Convolutional Neural Nets

Instructions:

  1. Implement a convolutional layer for your neural network. To make this task simple, a Tensor class with a convolution method was included in the starter kit. The constructor for a convolutional layer might look like this:

    C++:
    size_t countTensorElements(const std::initializer_list<size_t>& dims)
    {
    	size_t n = 1;
    	for(const size_t* it = begin(dims); it != end(dims); ++it)
    		n *= *it;
    	return n;
    }
    
    LayerConv::LayerConv(const std::initializer_list<size_t>& inputDims,
                         const std::initializer_list<size_t>& filterDims,
                         const std::initializer_list<size_t>& outputDims)
    : Layer(countTensorElements(inputDims), countTensorElements(outputDims))
    {
    	...
    


    Java:
    	LayerConv(int[] inputDims, int[] filterDims, int[] outputDims)
    	{
    		...
    


    Such layers could be instantiated like this:

    C++:
    		nn.add(new LayerConv({28, 28}, {5, 5, 32}, {28, 28, 32}));
    


    Java:
    		nn.add(new LayerConv(new int[]{28, 28},
    		                     new int[]{5, 5, 32},
    		                     new int[]{28, 28, 32}));
    


  2. Implement a 2D max pooling layer.


  3. Add a unit test that uses finite differencing to validate that your implementation computes correct gradients for the following topology:
    nn.add(new LayerConv({8, 8}, {5, 5, 4}, {8, 8, 4}));
    nn.add(new LayerLeakyRectifier(8 * 8 * 4));
    nn.add(new LayerMaxPooling2D(8, 8, 4));
    nn.add(new LayerConv({4, 4, 4}, {3, 3, 4, 6}, {4, 4, 1, 6}));
    nn.add(new LayerLeakyRectifier(4 * 4 * 6));
    nn.add(new LayerMaxPooling2D(4, 4, 1 * 6));
    nn.add(new LayerLinear(2 * 2 * 6, 3));
    


  4. (Optional) The following topology will yield fewer than 60 errors on the MNIST dataset after about 2 or 3 days of training. If you have access to a machine on which you can run for that long, it might be fun to test your code.
    nn.add(new LayerConv({28, 28}, {5, 5, 32}, {28, 28, 32}));
    nn.add(new LayerLeakyRectifier(28 * 28 * 32));
    nn.add(new LayerMaxPooling2D(28, 28, 32));
    nn.add(new LayerConv({14, 14, 32}, {5, 5, 32, 64}, {14, 14, 1, 64}));
    nn.add(new LayerLeakyRectifier(14 * 14 * 64));
    nn.add(new LayerMaxPooling2D(14, 14, 64));
    nn.add(new LayerLinear(7 * 7 * 64, 1000));
    nn.add(new LayerLeakyRectifier(1000));
    nn.add(new LayerLinear(1000, 10));
    nn.add(new LayerLeakyRectifier(10));
    


FAQ:

  1. The Tensor.convolve method requires the filters to have the same number of dimensions as the input. How do we implement it to support larger filters?
    You will need to use a loop. For example, if the input has a size of {28, 28} and the filter has a size of {5, 5, 32}, then you will need to call Tensor.convolve 32 times (each time using a {5,5} filter) to complete the convolution.

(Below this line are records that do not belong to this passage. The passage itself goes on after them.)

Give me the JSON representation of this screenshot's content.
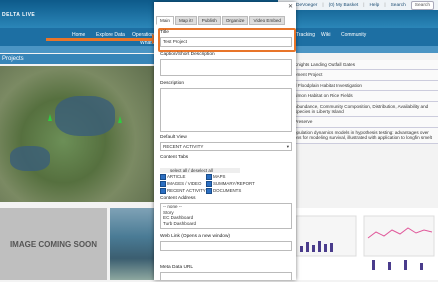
{
  "header": {
    "logo": "DELTA LIVE",
    "user": "Sarah DeVoeger",
    "basket": "(0) My Basket",
    "help": "Help",
    "search_label": "Search",
    "search_btn": "Search"
  },
  "nav": [
    "Home",
    "Explore Data",
    "Operations",
    "Tracking",
    "Wiki",
    "Community",
    "What I"
  ],
  "projects_label": "Projects",
  "right_list": [
    "Knights Landing Outfall Gates",
    "ement Project",
    "d Floodplain Habitat Investigation",
    "almon Habitat on Rice Fields",
    "Abundance, Community Composition, Distribution, Availability and\nSpecies in Liberty Island",
    "Preserve",
    "opulation dynamics models in hypothesis testing: advantages over\nons for modeling survival, illustrated with application to longfin smelt"
  ],
  "tiles": {
    "coming_soon": "IMAGE COMING SOON"
  },
  "modal": {
    "tabs": [
      "Main",
      "Map it!",
      "Publish",
      "Organize",
      "Video Embed"
    ],
    "title_label": "Title",
    "title_value": "Test Project",
    "caption_label": "Caption/Short Description",
    "description_label": "Description",
    "default_view_label": "Default View",
    "default_view_value": "RECENT ACTIVITY",
    "content_tabs_label": "Content Tabs",
    "select_all": "select all / deselect all",
    "content_tabs": [
      "ARTICLE",
      "MAPS",
      "IMAGES / VIDEO",
      "SUMMARY/REPORT",
      "RECENT ACTIVITY",
      "DOCUMENTS"
    ],
    "content_address_label": "Content Address",
    "content_address_options": [
      "-- none --",
      "Story",
      "EC Dashboard",
      "Turb Dashboard"
    ],
    "web_link_label": "Web Link (Opens a new window)",
    "meta_url_label": "Meta Data URL"
  }
}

  2. Do convolutional layers have bias terms?
    Yes, there is one bias value for each filter. It is added to each of the output values.


  3. How does one initialize the weights of a convolutional layer?
    I initialize each weight to "r/c", where "r" is a random value drawn from a normal distribution, and "c" is the total number of elements in the filter.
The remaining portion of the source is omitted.